New Zealand Cricket has taken into account the successful hosting of last November's one-day international against the West Indies by Ahmedabad after thousands lost their lives in the communal carnage in Gujarat early last year.
The first three one-day internationals in the India-West Indies series last year were disrupted -- while the games in Jamshedpur and Nagpur were briefly interrupted by missile-throwing fans, the match in Rajkot was abandoned after West Indian fielders were hit by plastic water bottles.
Dickson has a reputation of being a hardliner on security matters. Last year he pulled a New Zealand team inside the pavilion after a couple of water bottles were thrown at the fielders during a one-day international game in Karachi.
Gujarat Cricket Association president and former deputy chief minister Narhari Amin is quick to allay concerns New Zealand Cricket may have about Ahmedabad's choice as venue.
"We are the only state association, besides Mumbai, to engage the services of Yellow Security Agency -- forget trespassers, not even a paper is allowed inside the ground," Amin said.
New Zealand Cricket goes to extreme lengths to ensure safety for its players. In the past it has postponed, abandoned or cancelled tours to all the three cricket nations in the sub-continent -- Sri Lanka, Pakistan and India because of volatile, unstable conditions.
It asked its team to return from Singapore while it waited in transit to board a flight to Pakistan for a cricket series after 9/11. It also asked its 'A' team to abandon a tour of India and return home on short notice. Besides, it cancelled its women cricket team's tour to India.
Martin Snedden, Chief Executive Officer, New Zealand Cricket, did not think there was a parallel between the forthcoming cricket tour and the women team's visit which he cancelled in 2001.
"The Indian Women Cricket Association has a voluntary administration and few resources. It was clear there would be little or no security for the women's team, and no ability to remove the team quickly from a region or out of the country, should there be civil unrest or an escalation of military or terrorist activity," Snedden said.
The men's tour, in contrast, is backed by an entire security apparatus with full assurance from government quarters.
"For example, thousands of policemen not only line the boundary, they also post themselves within the stands to ensure hooliganism is not allowed to take place," Amin said. "We have a sizeable number of volunteers to give a helping hand to the police."
Last February, New Zealand agreed to tour Pakistan only after its interior ministry gave a written assurance that the Kiwi players would be evacuated in case of a tense situation. As luck would have it, the assurance needed to be carried out after a suicide attack outside the tourists' hotel in Karachi in May, shortly before the start of the Karachi Test, left 14 people dead, including 11 French naval engineers.
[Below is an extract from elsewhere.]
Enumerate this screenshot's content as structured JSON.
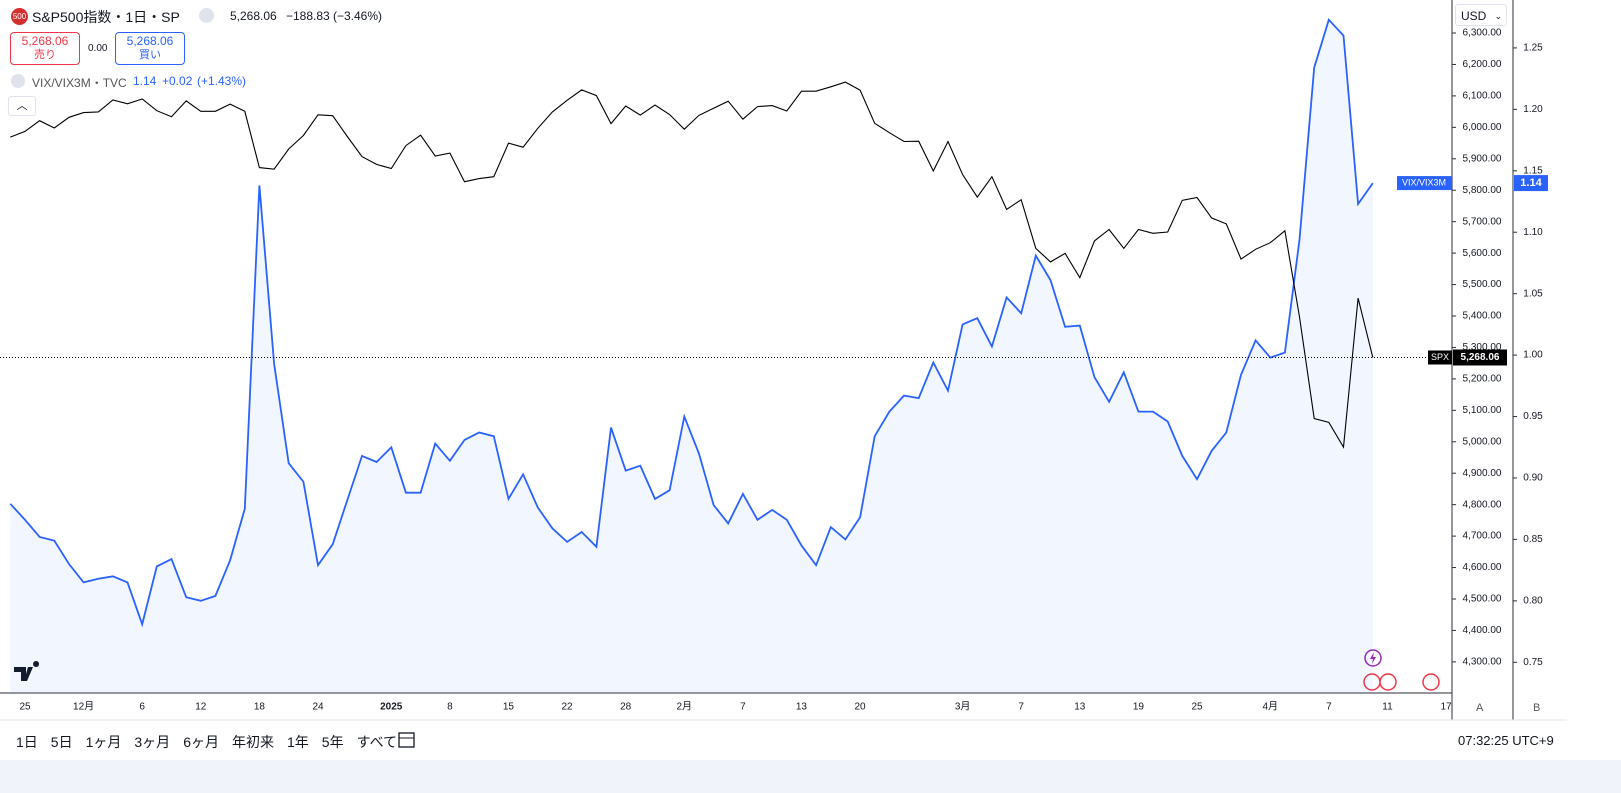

In Sri Lanka, the Kiwis abandoned their 1987 tour after the Tamil Tigers conducted an attack on the busy central bus terminal in Colombo.
In 1992, the Kiwis made a hurried departure after the Tigers assassinated the country's naval commander just outside the team hotel in Colombo.
This year, it all but abandoned the tour to Sri Lanka because of the deadly SARS virus which killed more than 200 people worldwide before going ahead.
New Zealand decided against visiting Kenya -- where Israeli tourists were attacked by terrorists -- for its match in the 2003 World Cup earlier this year, invoking a financial penalty from the International Cricket Council.